Case Study · Schoolyard Snacks · DTC · Keto Snacks
From $4M to $30M in Under Three Years. Then the Founders Exited.
When we started working with Schoolyard Snacks, the brand was doing just under $4 million a year. Over the next two and a half years, we helped scale it to approximately $30 million annually before the founders successfully exited. A lot of the credit belongs to founder Helen Guo, who was an exceptional operator and marketer. Our role was building the systems, strategy, and execution framework that accelerated growth.
7.5x
Revenue Growth
$4M to $30M annually
40%
Subscription Take Rate
up from near zero
40–50%
Google CTR
up from ~6% with intent pages
Exit
Founder Outcome
successful acquisition
The Challenge
Strong Product. Untapped Ceiling.
Schoolyard Snacks had real product-market fit in the keto and low-sugar snack category. The brand was growing, the founder understood her customer, and the product itself was genuinely differentiated.
But at $4M, the business was leaving a lot on the table. Paid media was not being pushed to its ceiling. Google was essentially untapped. Subscription economics were underdeveloped. And there was no systematic framework for deciding when to scale spend and when to pull back.
The opportunity was to build the infrastructure that would let a great brand grow at the speed it deserved.
The Strategy
Six Stacked Advantages That Drove 7.5x Growth.
Relentless Creative Testing Across Paid Media
We aggressively tested video creative across multiple angles simultaneously: ASMR product content, healthy cereal swap messaging, user-generated testimonials, nostalgia-based ads built around the “love cereal, hate the sugar” insight, and direct problem/solution positioning. By rotating angles constantly and testing new hooks, we identified winning creatives quickly and scaled them fast — before competitors could react.
Intraday Budget Optimization
We monitored backend performance daily and made same-day budget decisions on a simple three-tier framework. Red (below target ROAS) got cut immediately. Yellow (at target) held steady. Green (above target) got scaled aggressively. That cadence let us move faster than competitors and maximize profitable scale on the days the algorithm was working in our favor.

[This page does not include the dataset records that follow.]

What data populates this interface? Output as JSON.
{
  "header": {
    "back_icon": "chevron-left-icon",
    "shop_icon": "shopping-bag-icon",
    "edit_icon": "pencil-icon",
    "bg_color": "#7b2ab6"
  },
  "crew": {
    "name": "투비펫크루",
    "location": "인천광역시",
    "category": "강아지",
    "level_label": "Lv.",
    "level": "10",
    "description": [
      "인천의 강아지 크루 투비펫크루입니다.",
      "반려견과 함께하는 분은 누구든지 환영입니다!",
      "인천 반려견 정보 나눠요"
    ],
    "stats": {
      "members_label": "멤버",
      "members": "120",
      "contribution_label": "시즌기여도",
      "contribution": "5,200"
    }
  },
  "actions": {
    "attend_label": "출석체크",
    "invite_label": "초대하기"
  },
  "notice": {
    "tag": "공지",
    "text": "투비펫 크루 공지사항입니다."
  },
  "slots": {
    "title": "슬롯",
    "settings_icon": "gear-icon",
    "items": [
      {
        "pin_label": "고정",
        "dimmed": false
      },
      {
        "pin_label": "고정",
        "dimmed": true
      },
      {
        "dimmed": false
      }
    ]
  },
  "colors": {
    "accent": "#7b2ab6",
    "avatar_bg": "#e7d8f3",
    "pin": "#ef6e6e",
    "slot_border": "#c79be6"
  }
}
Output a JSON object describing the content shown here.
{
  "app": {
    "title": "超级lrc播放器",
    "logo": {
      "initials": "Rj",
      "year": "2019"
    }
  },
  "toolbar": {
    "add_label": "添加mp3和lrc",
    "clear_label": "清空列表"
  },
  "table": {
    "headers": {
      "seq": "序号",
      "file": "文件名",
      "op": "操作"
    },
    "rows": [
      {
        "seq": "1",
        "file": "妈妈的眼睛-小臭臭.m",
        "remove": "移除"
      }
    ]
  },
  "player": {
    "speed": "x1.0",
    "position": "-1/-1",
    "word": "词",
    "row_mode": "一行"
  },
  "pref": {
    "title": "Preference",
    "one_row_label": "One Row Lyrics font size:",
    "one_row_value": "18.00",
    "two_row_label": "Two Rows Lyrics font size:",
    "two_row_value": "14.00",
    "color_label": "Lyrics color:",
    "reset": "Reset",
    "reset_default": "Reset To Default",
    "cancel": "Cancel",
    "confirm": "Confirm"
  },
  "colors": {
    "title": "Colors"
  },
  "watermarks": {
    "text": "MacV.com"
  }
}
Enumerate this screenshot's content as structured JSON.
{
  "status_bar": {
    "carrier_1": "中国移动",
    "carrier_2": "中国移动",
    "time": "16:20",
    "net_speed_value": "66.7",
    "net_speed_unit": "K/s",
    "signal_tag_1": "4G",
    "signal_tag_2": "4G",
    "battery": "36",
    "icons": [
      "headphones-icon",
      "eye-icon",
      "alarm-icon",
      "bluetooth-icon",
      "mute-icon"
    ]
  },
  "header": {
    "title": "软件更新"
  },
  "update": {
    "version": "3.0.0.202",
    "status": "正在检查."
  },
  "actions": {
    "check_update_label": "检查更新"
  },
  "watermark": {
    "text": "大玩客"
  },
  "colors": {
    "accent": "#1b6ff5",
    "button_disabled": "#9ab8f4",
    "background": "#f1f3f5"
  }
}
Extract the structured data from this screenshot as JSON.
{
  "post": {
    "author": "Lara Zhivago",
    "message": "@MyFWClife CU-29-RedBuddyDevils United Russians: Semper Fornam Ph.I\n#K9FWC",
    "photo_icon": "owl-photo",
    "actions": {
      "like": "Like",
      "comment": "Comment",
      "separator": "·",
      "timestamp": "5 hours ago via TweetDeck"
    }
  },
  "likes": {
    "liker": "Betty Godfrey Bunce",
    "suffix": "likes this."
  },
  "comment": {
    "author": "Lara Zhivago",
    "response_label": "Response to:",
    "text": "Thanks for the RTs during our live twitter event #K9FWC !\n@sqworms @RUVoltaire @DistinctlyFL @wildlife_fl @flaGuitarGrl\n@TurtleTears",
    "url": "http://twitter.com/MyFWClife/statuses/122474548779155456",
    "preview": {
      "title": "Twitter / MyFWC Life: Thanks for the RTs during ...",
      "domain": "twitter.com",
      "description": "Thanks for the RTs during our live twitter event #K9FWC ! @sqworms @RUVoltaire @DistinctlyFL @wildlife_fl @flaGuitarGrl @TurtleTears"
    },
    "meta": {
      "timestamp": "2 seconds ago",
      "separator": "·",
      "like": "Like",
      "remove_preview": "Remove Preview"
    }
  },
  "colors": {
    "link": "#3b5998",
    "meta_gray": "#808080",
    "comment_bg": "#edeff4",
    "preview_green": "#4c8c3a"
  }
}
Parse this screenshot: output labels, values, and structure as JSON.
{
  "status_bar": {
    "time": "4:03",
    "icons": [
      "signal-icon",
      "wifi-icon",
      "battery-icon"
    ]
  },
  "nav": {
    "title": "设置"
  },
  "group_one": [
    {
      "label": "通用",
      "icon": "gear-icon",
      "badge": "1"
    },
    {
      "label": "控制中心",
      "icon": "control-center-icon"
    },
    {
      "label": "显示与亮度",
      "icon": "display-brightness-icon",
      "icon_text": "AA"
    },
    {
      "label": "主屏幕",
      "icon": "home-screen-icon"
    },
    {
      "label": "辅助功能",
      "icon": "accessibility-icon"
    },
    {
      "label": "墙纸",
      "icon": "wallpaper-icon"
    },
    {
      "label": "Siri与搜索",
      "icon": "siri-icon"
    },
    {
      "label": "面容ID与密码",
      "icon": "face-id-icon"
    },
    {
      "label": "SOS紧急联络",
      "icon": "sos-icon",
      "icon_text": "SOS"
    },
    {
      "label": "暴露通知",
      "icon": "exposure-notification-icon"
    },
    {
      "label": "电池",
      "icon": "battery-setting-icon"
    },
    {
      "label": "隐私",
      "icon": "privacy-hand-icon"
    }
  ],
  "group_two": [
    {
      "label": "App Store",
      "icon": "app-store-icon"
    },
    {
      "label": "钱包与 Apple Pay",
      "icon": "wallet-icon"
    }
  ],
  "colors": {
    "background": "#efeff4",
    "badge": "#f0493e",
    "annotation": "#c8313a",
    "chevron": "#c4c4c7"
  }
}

Keto Product Launch Opened a New Market
The founder launched a keto snacks line that performed at a high level out of the gate. We built a pre-launch funnel that collected email and SMS leads beginning six days before launch, concentrated the majority of spend in the final three days, and used qualifying questions to improve lead intent quality. The launch expanded the total addressable market and immediately raised the allowable daily ad spend across the account.
Unlocking Google Search With Intent-Based Content
“Keto snacks” was a top performer on Amazon, but on Google Ads it wasn’t converting when traffic went directly to a product page. We studied organic search intent and found the top-ranking results were list-style content pages, not PDPs. So we built advertorial and content-style landing pages aligned with that intent. CTR jumped from roughly 6% to 40–50%, CPCs dropped meaningfully, and Google became a scalable top-of-funnel demand channel for the first time.
Subscription Optimization Increased LTV
Recurring customers had substantially higher LTV than one-time buyers, so we made subscription take rate a primary focus. We tested discount levels, made subscription the default purchase option, and optimized the offer and checkout flow. Subscription take rate climbed to roughly 40%, materially improving blended LTV and giving the business better cash flow predictability.
The Golden Ratio: LTV-Based Media Buying
We built a custom internal metric called the Golden Ratio — projected lifetime value divided by ad spend, blending LTV from one-time and subscription purchasers. That framework let us allocate budget toward the most valuable customer acquisition sources and justify higher spend on campaigns that looked expensive on a first-purchase basis but were deeply profitable over time.
Breakout growth never came from one tactic. It came from stacking creative iteration, search intent, LTV-based buying, subscription economics, and daily operational agility on top of each other.
Each system made the others stronger. That compounding is what separated Schoolyard from the brands stuck around $4M.
Results
$4M Became $30M. Then the Founders Exited.
Key Takeaway
Breakout Growth in Ecommerce Does Not Come From One Hack.
It comes from stacking multiple advantages at the same time.
Fast creative iteration, search intent mastery, LTV-focused acquisition, subscription economics, and daily operational agility — that combination is what creates the kind of growth that ends in a founder exit. Schoolyard Snacks had a great product and a great operator. Our job was to build the system around it.